As the four teams who qualified for the College Football Playoff begin to settle in for the actual playoff semifinals on Saturday, BadgersWire thought it would be interesting to examine what the Wisconsin Badgers could learn from each of the teams in the playoff, starting with the Oklahoma Sooners.
This isn’t to say that Wisconsin isn’t capable of doing things on its own, but it’s always worth looking at the most successful teams in the nation and wondering what you can do as a team to emulate that success. There’s no denying that Oklahoma has been thriving under head coach Lincoln Riley, who took the team from frequent Big 12 contender to frequent national contender.
One of the biggest things Wisconsin could do to learn from Oklahoma is to examine the way the Sooners complement their rush attack with a creative and open passing game. There’s no denying that Wisconsin knows how to run the football. Anyone suggesting the Badgers need work in this area is probably not paying attention. Since 1999, Wisconsin has won the Doak Walker Award a total of five times — Ron Dayne (1999), Montee Ball (2012), Melvin Gordon (‘14), and Jonathan Taylor (‘18 & ‘19) — no other school has won it more than twice.
But try to find a single year when a Wisconsin quarterback has been as proficient and remarkable as one of the running backs. Oklahoma also used to pound the rock relentlessly to beat opposing teams, but once Bob Stoops and Lincoln Riley began opening things up for their quarterbacks as well, it was only then that the team began to find the success that had once eluded it. The Badgers have only one Maxwell Award winner in school history. With Paul Chryst being a former quarterback, it’s incumbent upon him to begin to open things up for their quarterbacks.

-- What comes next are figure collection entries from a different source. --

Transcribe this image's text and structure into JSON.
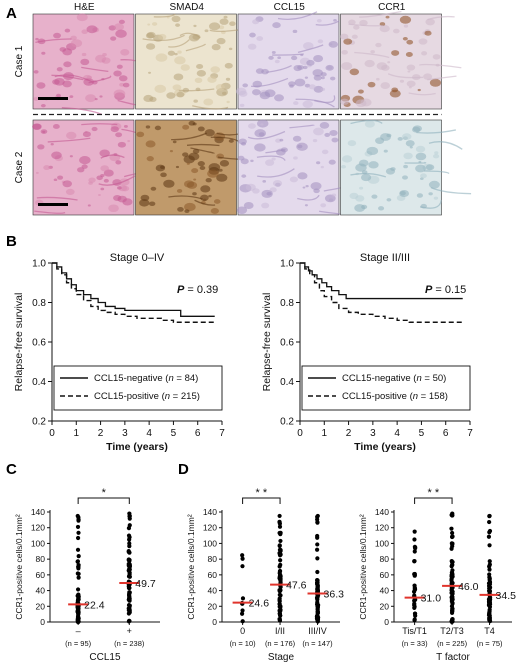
{
  "panels": {
    "A": "A",
    "B": "B",
    "C": "C",
    "D": "D"
  },
  "histology": {
    "columns": [
      "H&E",
      "SMAD4",
      "CCL15",
      "CCR1"
    ],
    "rows": [
      "Case 1",
      "Case 2"
    ],
    "colors": {
      "he": [
        "#d98ab0",
        "#c45a93",
        "#e7b1cb"
      ],
      "smad4_case1": [
        "#d8c9a6",
        "#b7a27a",
        "#ece4cf"
      ],
      "smad4_case2": [
        "#8a5a2a",
        "#5b3714",
        "#c09a6b"
      ],
      "ccl15": [
        "#cbbcd8",
        "#a390c0",
        "#e4daec"
      ],
      "ccr1_case1": [
        "#8a4a1e",
        "#cdb8c9",
        "#e6d9e2"
      ],
      "ccr1_case2": [
        "#b9d0d6",
        "#8fb0bc",
        "#dde8ea"
      ]
    }
  },
  "chart_data": [
    {
      "type": "line",
      "title": "Stage 0–IV",
      "xlabel": "Time (years)",
      "ylabel": "Relapse-free survival",
      "xlim": [
        0,
        7
      ],
      "ylim": [
        0.2,
        1.0
      ],
      "xticks": [
        "0",
        "1",
        "2",
        "3",
        "4",
        "5",
        "6",
        "7"
      ],
      "yticks": [
        "0.2",
        "0.4",
        "0.6",
        "0.8",
        "1.0"
      ],
      "p_label": "P",
      "p_value": " = 0.39",
      "legend": [
        {
          "style": "solid",
          "name": "CCL15-negative (",
          "n_label": "n",
          "n_value": " = 84)"
        },
        {
          "style": "dashed",
          "name": "CCL15-positive (",
          "n_label": "n",
          "n_value": " = 215)"
        }
      ],
      "series": [
        {
          "style": "solid",
          "points": [
            [
              0,
              1.0
            ],
            [
              0.2,
              0.98
            ],
            [
              0.4,
              0.95
            ],
            [
              0.6,
              0.92
            ],
            [
              0.8,
              0.89
            ],
            [
              1.0,
              0.86
            ],
            [
              1.3,
              0.84
            ],
            [
              1.6,
              0.82
            ],
            [
              1.9,
              0.8
            ],
            [
              2.2,
              0.78
            ],
            [
              2.6,
              0.77
            ],
            [
              3.0,
              0.76
            ],
            [
              3.4,
              0.76
            ],
            [
              3.4,
              0.76
            ],
            [
              5.3,
              0.76
            ],
            [
              5.3,
              0.73
            ],
            [
              6.7,
              0.73
            ]
          ]
        },
        {
          "style": "dashed",
          "points": [
            [
              0,
              1.0
            ],
            [
              0.2,
              0.97
            ],
            [
              0.4,
              0.94
            ],
            [
              0.6,
              0.9
            ],
            [
              0.8,
              0.87
            ],
            [
              1.0,
              0.84
            ],
            [
              1.3,
              0.81
            ],
            [
              1.6,
              0.78
            ],
            [
              1.9,
              0.76
            ],
            [
              2.2,
              0.75
            ],
            [
              2.6,
              0.74
            ],
            [
              3.0,
              0.73
            ],
            [
              3.5,
              0.72
            ],
            [
              4.0,
              0.72
            ],
            [
              4.5,
              0.71
            ],
            [
              5.0,
              0.7
            ],
            [
              6.7,
              0.7
            ]
          ]
        }
      ]
    },
    {
      "type": "line",
      "title": "Stage II/III",
      "xlabel": "Time (years)",
      "ylabel": "Relapse-free survival",
      "xlim": [
        0,
        7
      ],
      "ylim": [
        0.2,
        1.0
      ],
      "xticks": [
        "0",
        "1",
        "2",
        "3",
        "4",
        "5",
        "6",
        "7"
      ],
      "yticks": [
        "0.2",
        "0.4",
        "0.6",
        "0.8",
        "1.0"
      ],
      "p_label": "P",
      "p_value": " = 0.15",
      "legend": [
        {
          "style": "solid",
          "name": "CCL15-negative (",
          "n_label": "n",
          "n_value": " = 50)"
        },
        {
          "style": "dashed",
          "name": "CCL15-positive (",
          "n_label": "n",
          "n_value": " = 158)"
        }
      ],
      "series": [
        {
          "style": "solid",
          "points": [
            [
              0,
              1.0
            ],
            [
              0.2,
              0.98
            ],
            [
              0.35,
              0.96
            ],
            [
              0.5,
              0.94
            ],
            [
              0.7,
              0.92
            ],
            [
              0.9,
              0.9
            ],
            [
              1.1,
              0.88
            ],
            [
              1.3,
              0.86
            ],
            [
              1.6,
              0.84
            ],
            [
              1.9,
              0.82
            ],
            [
              2.2,
              0.82
            ],
            [
              6.7,
              0.82
            ]
          ]
        },
        {
          "style": "dashed",
          "points": [
            [
              0,
              1.0
            ],
            [
              0.2,
              0.97
            ],
            [
              0.4,
              0.94
            ],
            [
              0.6,
              0.9
            ],
            [
              0.8,
              0.86
            ],
            [
              1.0,
              0.83
            ],
            [
              1.3,
              0.8
            ],
            [
              1.6,
              0.77
            ],
            [
              2.0,
              0.75
            ],
            [
              2.4,
              0.74
            ],
            [
              3.0,
              0.73
            ],
            [
              3.5,
              0.72
            ],
            [
              4.0,
              0.71
            ],
            [
              4.5,
              0.7
            ],
            [
              6.7,
              0.7
            ]
          ]
        }
      ]
    },
    {
      "type": "scatter",
      "ylabel": "CCR1-positive cells/0.1mm²",
      "xlabel": "CCL15",
      "ylim": [
        0,
        140
      ],
      "yticks": [
        "0",
        "20",
        "40",
        "60",
        "80",
        "100",
        "120",
        "140"
      ],
      "categories": [
        "–",
        "+"
      ],
      "n_labels": [
        "(n = 95)",
        "(n = 238)"
      ],
      "medians": [
        22.4,
        49.7
      ],
      "median_labels": [
        "22.4",
        "49.7"
      ],
      "max_values": [
        135,
        138
      ],
      "significance": "*"
    },
    {
      "type": "scatter",
      "ylabel": "CCR1-positive cells/0.1mm²",
      "xlabel": "Stage",
      "ylim": [
        0,
        140
      ],
      "yticks": [
        "0",
        "20",
        "40",
        "60",
        "80",
        "100",
        "120",
        "140"
      ],
      "categories": [
        "0",
        "I/II",
        "III/IV"
      ],
      "n_labels": [
        "(n = 10)",
        "(n = 176)",
        "(n = 147)"
      ],
      "medians": [
        24.6,
        47.6,
        36.3
      ],
      "median_labels": [
        "24.6",
        "47.6",
        "36.3"
      ],
      "max_values": [
        85,
        135,
        135
      ],
      "significance": "* *"
    },
    {
      "type": "scatter",
      "ylabel": "CCR1-positive cells/0.1mm²",
      "xlabel": "T factor",
      "ylim": [
        0,
        140
      ],
      "yticks": [
        "0",
        "20",
        "40",
        "60",
        "80",
        "100",
        "120",
        "140"
      ],
      "categories": [
        "Tis/T1",
        "T2/T3",
        "T4"
      ],
      "n_labels": [
        "(n = 33)",
        "(n = 225)",
        "(n = 75)"
      ],
      "medians": [
        31.0,
        46.0,
        34.5
      ],
      "median_labels": [
        "31.0",
        "46.0",
        "34.5"
      ],
      "max_values": [
        115,
        138,
        135
      ],
      "significance": "* *"
    }
  ]
}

In the modern era of football, a quarterback passing for only 17 touchdowns in an entire 14-game season is an example of an offense that could use an upgrade. That’s where Jack Coan and Wisconsin sit in 2019. Despite all the success the Badgers have had this year, imagine how much more successful they could have been if their quarterback was lighting up the field as much as their running backs.